Como consecuencia de la percepción de un mundo caótico, confuso y en continuo cambio, que siguió a la desilusión de los ideales renacentistas, el barroco en Europa se reconocía por el contraste brusco entre elementos opuestos, luz-sombra, belleza-fealdad, exquisito-vulgar; por la exageración de las formas, la teatralidad, el movimiento y dinamismo.

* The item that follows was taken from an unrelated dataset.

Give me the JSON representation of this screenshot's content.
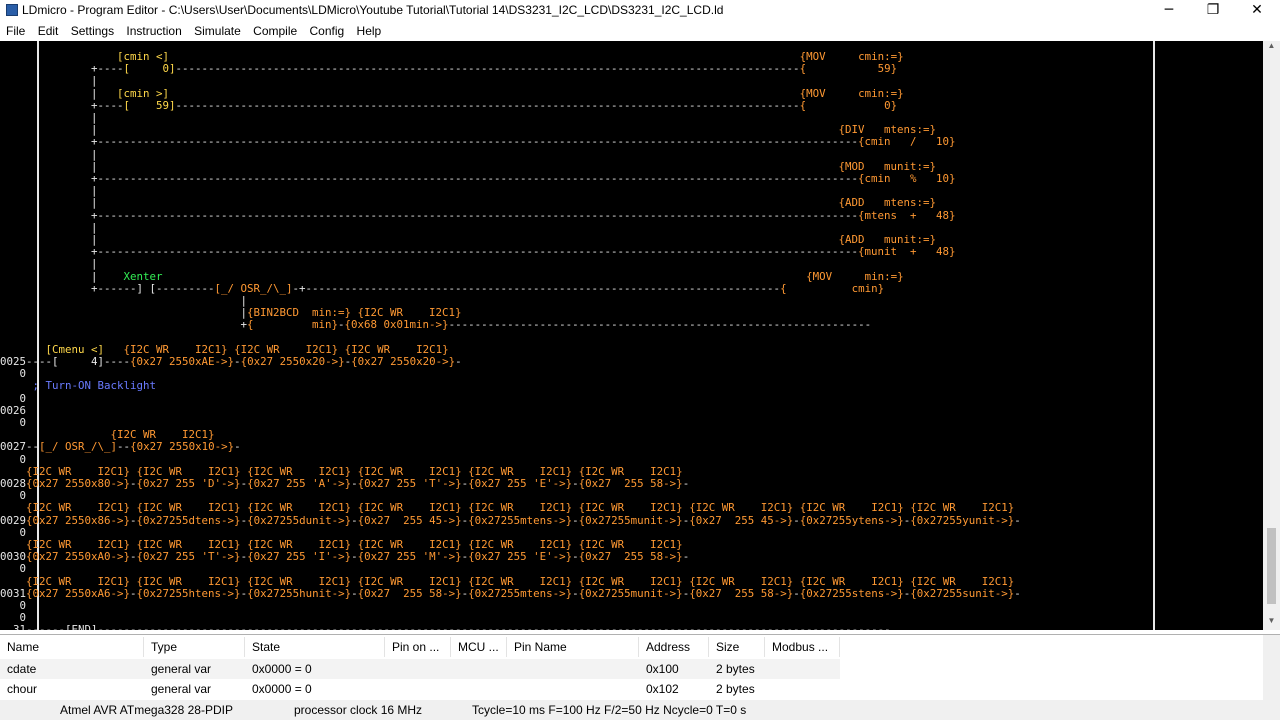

En la arquitectura, se caracterizó por el movimiento incesante de los volúmenes y las líneas, que se ondulaban entre superficies cóncavas y convexas, por el uso de las columnas de fuste helicoidal (llamadas «salomónicas») y también las «estípite» (con forma de obelisco invertido), efectos teatrales y escultóricos con grandes contrastes de luz y sombra, profusión de elementos decorativos; pero siempre recurriendo a los elementos clásicos que, desde el Renacimiento, habían sido utilizados: frontis, entablamentos, cornisas, pilastras, columnas dóricas, jónicas, corintias y compuestas…
El arte barroco fue utilizado por la Iglesia como «propaganda Fide» (propaganda de la Fe), y nada mejor para eso que poner énfasis en la utilización de recursos que pudieran conmover, persuadir, convencer y comunicar su mensaje. Así, el barroco fue emergiendo del estático y clásico Renacimiento, transformándose en ese estilo dinámico y sugestivo, que fue capaz de expresar el dolor y sufrimiento en una escultura de un Cristo sangrante, el éxtasis de los santos en alguna pintura tenebrista, así como el recogimiento espiritual que lograba infundir la arquitectura religiosa, por medio del dinamismo de las líneas, la sensación de sin fin, y la desmaterialización del espacio, a causa de la exuberancia decorativa.
Por su parte, España adoptó el barroco como medio artístico, para exaltar los ideales religiosos y monacales, a los cuales era tan afecta su sociedad.
Luego de la conquista española al otro lado del Atlántico, ya en los territorios de la Nueva España, para ser exactos en lo que hoy es la ciudad de México, se hizo indispensable contar con todos esos recursos utilizados en Europa para afianzar la fe y ganarle nuevos fieles a la Iglesia, que aquí fueron destinados a la evangelización del indígena.
En los comienzos, la arquitectura barroca en Nueva España se expresó de manera aditiva; es decir, se sumaban estilos dentro de una misma obra: mezcla de gótico, mudéjar y plateresco español, con algunos detalles decorativos prehispánicos.
Ya entrado el siglo XVII, la impronta del arte nativo mexicano se hacía cada vez más evidente, sobre todo en la ornamentación de las iglesias, las que resultaban verdaderas obras de integración cultural.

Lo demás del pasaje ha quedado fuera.